Les autorités marocaines ont refoulé, coup sur coup, ces derniers jours, deux délégations espagnoles de députés, de membres d’ONG et de sympathisants de la cause sahraouie, venues à El-Ayoun pour s’informer de la répression des manifestations. Ces délégations espagnoles sont accusées par Rabat de chercher à «déstabiliser» le Royaume, a déclaré, jeudi à Rabat, le ministre marocain de la Communication, Nabil Benabdellah. La répression sauvage des manifestations d’El-Ayoun, par les forces marocaines a soulevé une vague de condamnations à travers le monde, notamment en Europe où plusieurs associations et partis politiques ont appelé à l’organisation d’un référendum d’autodétermination, au Sahara Occidental.
Aux Etats-Unis, plus de vingt-cinq parlementaires ont appelé l’administration du Président George Bush, à intervenir pour l’organisation du référendum d’autodétermination du Sahara Occidental.
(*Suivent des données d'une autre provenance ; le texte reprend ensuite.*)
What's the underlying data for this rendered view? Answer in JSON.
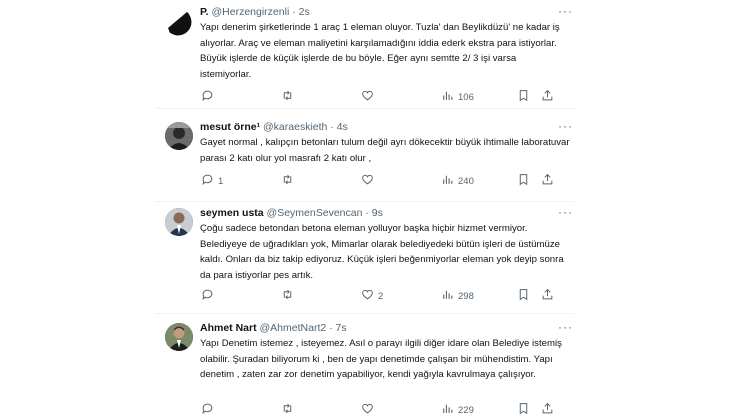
{
  "tweets": [
    {
      "name": "P.",
      "handle": "@Herzengirzenli",
      "dot": "·",
      "time": "2s",
      "body": "Yapı denerim şirketlerinde 1 araç 1 eleman oluyor. Tuzla' dan Beylikdüzü' ne kadar iş alıyorlar. Araç ve eleman maliyetini karşılamadığını iddia ederk ekstra para istiyorlar. Büyük işlerde de küçük işlerde de bu böyle. Eğer aynı semtte 2/ 3 işi varsa istemiyorlar.",
      "replies": "",
      "retweets": "",
      "likes": "",
      "views": "106"
    },
    {
      "name": "mesut örne¹",
      "handle": "@karaeskieth",
      "dot": "·",
      "time": "4s",
      "body": "Gayet normal , kalıpçın betonları tulum değil ayrı dökecektir büyük ihtimalle laboratuvar parası 2 katı olur yol masrafı 2 katı olur ,",
      "replies": "1",
      "retweets": "",
      "likes": "",
      "views": "240"
    },
    {
      "name": "seymen usta",
      "handle": "@SeymenSevencan",
      "dot": "·",
      "time": "9s",
      "body": "Çoğu sadece betondan betona eleman yolluyor başka hiçbir hizmet vermiyor. Belediyeye de uğradıkları yok, Mimarlar olarak belediyedeki bütün işleri de üstümüze kaldı. Onları da biz takip ediyoruz. Küçük işleri beğenmiyorlar eleman yok deyip sonra da para istiyorlar pes artık.",
      "replies": "",
      "retweets": "",
      "likes": "2",
      "views": "298"
    },
    {
      "name": "Ahmet Nart",
      "handle": "@AhmetNart2",
      "dot": "·",
      "time": "7s",
      "body": "Yapı Denetim istemez , isteyemez. Asıl o parayı ilgili diğer idare olan Belediye istemiş olabilir. Şuradan biliyorum ki , ben de yapı denetimde çalışan bir mühendistim. Yapı denetim , zaten zar zor denetim yapabiliyor, kendi yağıyla kavrulmaya çalışıyor.",
      "replies": "",
      "retweets": "",
      "likes": "",
      "views": "229"
    }
  ],
  "colors": {
    "text": "#0f1419",
    "muted": "#536471",
    "border": "#eff3f4"
  },
  "icons": [
    "more-icon",
    "reply-icon",
    "retweet-icon",
    "like-icon",
    "views-icon",
    "bookmark-icon",
    "share-icon"
  ]
}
Et le Front Polisario qui lutte pour l’indépendance du Sahara Occidental a réitéré, devant le comité de décolonisation de l’ONU, sa position en faveur d’un référendum d’autodétermination du peuple sahraoui.
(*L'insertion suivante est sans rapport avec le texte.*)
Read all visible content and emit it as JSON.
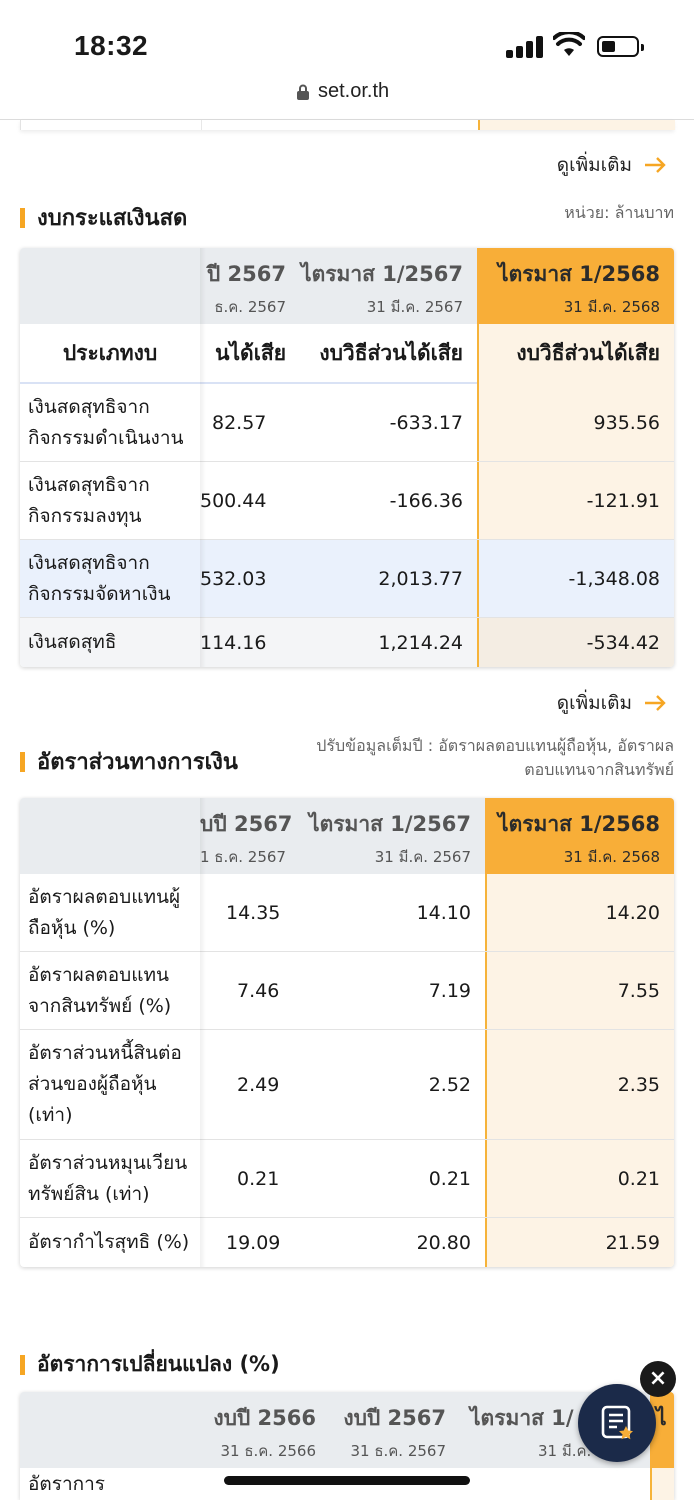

Les manifestations d’Al-Ayoun ont relancé le débat sur la nécessité de relancer le processus politique au Sahara Occidental. L’Espagne juge, désormais, inacceptable le statu quo actuel. Le ministre espagnol des Affaires étrangères, Miguel Angel Moratinos a adressé, jeudi, une lettre à ses homologues marocain, mauritanien et aux responsables des relations internationales du Front Polisario, pour souligner que «le statu quo n’est pas acceptable». Après les manifestations qui se sont déroulées du 24 au 29 mai à
El-Ayoun, capitale du Sahara Occidental occupé, le ministre espagnol souligne que «le processus politique dans le contexte des Nations unies se trouve, actuellement, bloqué par manque d’initiatives», selon le texte de la lettre du ministère espagnol. Il appelle le Secrétaire général des Nations unies, Kofi Annan, à pourvoir aux postes vacants liés au problème du Sahara Occidental, en «désignant un envoyé personnel possédant un profil politique suffisant qui pourra commencer sa mission le plus rapidement possible». Il demande également à Kofi Annan de pourvoir au poste, actuellement vacant, de représentant spécial, chargé de la Minurso (Mission des Nations unies au Sahara Occidental). Le ministre espagnol demande ensuite que des consultations aient lieu entre le nouvel envoyé de l’ONU et les parties concernées «pour réactiver le processus de règlement». Il appelle à de «nouvelles initiatives» permettant d’appliquer le droit international et les résolutions du Conseil de Sécurité. La lettre indique, en outre, que le secrétaire d’Etat espagnol aux Affaires étrangères, Bernardino Leon, vient de se rendre successivement à Alger, Tindouf, Nouakchott et Rabat, et a reçu, au cours de ces visites, «un bon accueil». Le Péruvien Alvaro de Soto a abandonné, il y a quelques mois, son poste d’envoyé de l’ONU au Sahara Occidental. L’ONU a réaffirmé, en avril 2004, son soutien au plan Baker. Rabat a rejeté la perspective d’un référendum, considéré comme «obsolète» et «inapplicable», et proposé une «large autonomie définitive» dans le cadre de la souveraineté marocaine, jugée «non négociable».